これはITリーダーが物理的なオフィスの見直しをしなければならないことを意味する。例えばWeb会議ツールをどこでも使えるようにする必要がある。さまざまな場所で働く従業員が会議に参加するからだ。オフィスの形式も、従業員が自分専用の固定席を持っていた従来形式から、PCや場所を予約して利用するフリーアドレス形式に取って代わられそうだ。生産性の阻害要因を解消するために、ビジネスチャットツールの使い勝手を向上させたり、ワークフローシステムとの連携を継続して推進したりすることも必要になる。
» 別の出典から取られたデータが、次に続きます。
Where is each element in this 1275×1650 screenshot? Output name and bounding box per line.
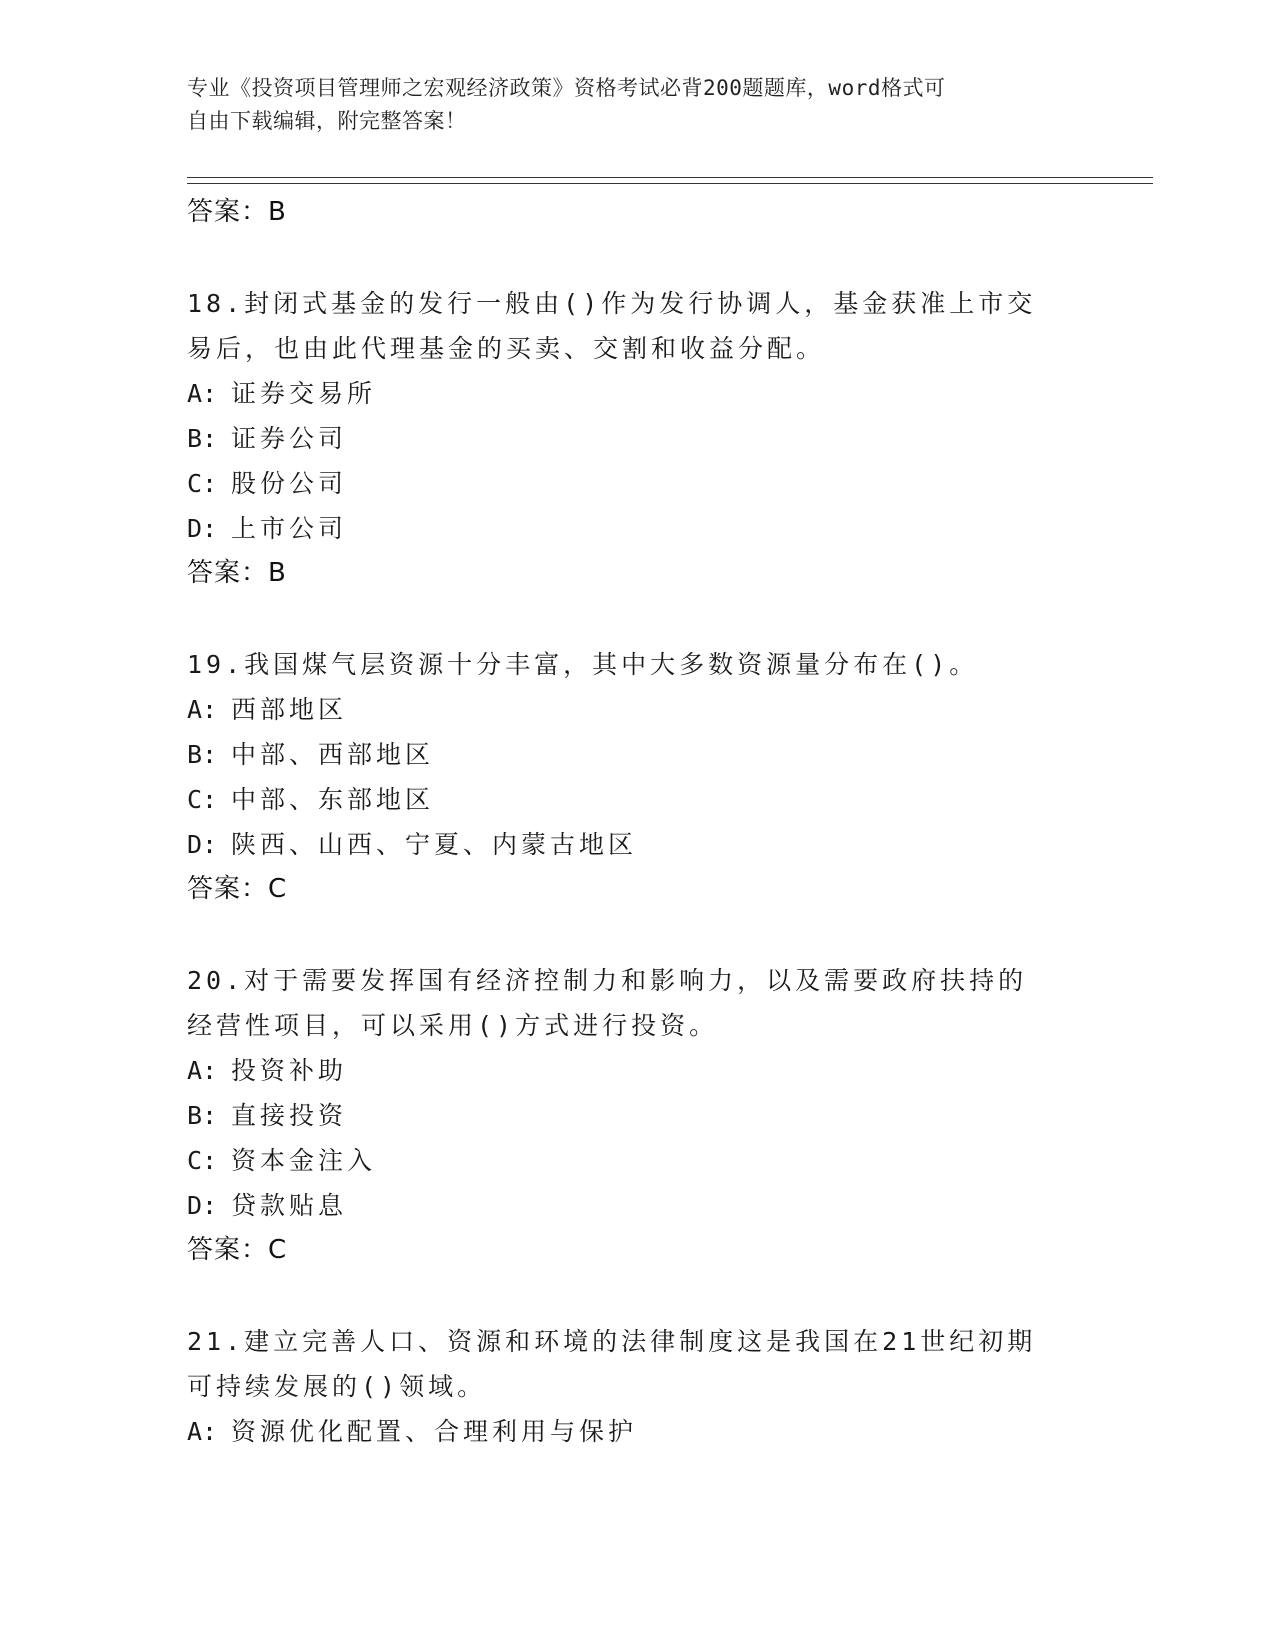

UC市場はベンダーの再編が続く可能性がある。特定分野に強いベンダーが製品ラインアップを広げ、音声通話、Web会議、ビジネスチャットを連携可能な製品を提供しようと買収を進めているからだ。2020年もさまざまな買収や合併があり、最近ではSalesforce(salesforce.com)がSlack Technologiesを約277億ドルで買収すると発表した。
ユーザー企業側も、スタンドアロン製品からスイート製品への置き換えを積極的に進める可能性がある。コストの削減や管理の複雑さの軽減などが狙いだ。
テレワーカーの管理は、企業が2020年に直面した最大の課題だった。2021年も引き続き大きな難題となるだろう。調査会社Nemertes Researchの調査によると、企業は生産性の確保やセキュリティ対策、アプリケーションパフォーマンス管理、テレワーカーの組織関与度の測定に苦労している。今後は従業員のパフォーマンスに関するインサイト(洞察)を管理者に提供するとともに、一貫したポリシー強制を実現する分析ツール、そしてセキュリティや管理のためのシステムの進化と導入が進むだろう。
企業はより積極的なアプローチで、テレワークに使うITの最適化に取り組むはずだ。例えば従業員の高品質な体験を確保するために、音声・映像機器やその管理ツールに投資すると考えられる。続々と登場しているバーチャル背景といったビジュアル機能をいかに活用するかにも注力するだろう。これらの機能は、会議における対話の活性化を、そしてあえて言えば「会議を楽しくすること」を目的としている。
2020年は、世界的な混乱と変化という点で未曽有の年となった。2021年には、かつての普通の生活を取り戻す道筋が見えてくることを期待している。
ただしパンデミック後のニューノーマル(新常態)でも、UC製品を管理するITリーダーは、テレワークをいかにサポートし、従業員エクスペリエンスをいかに最適化するかに注力し続ける必要がある。4つのトレンドはITリーダーにとって、UC製品の購入判断や戦略を左右することになるだろう。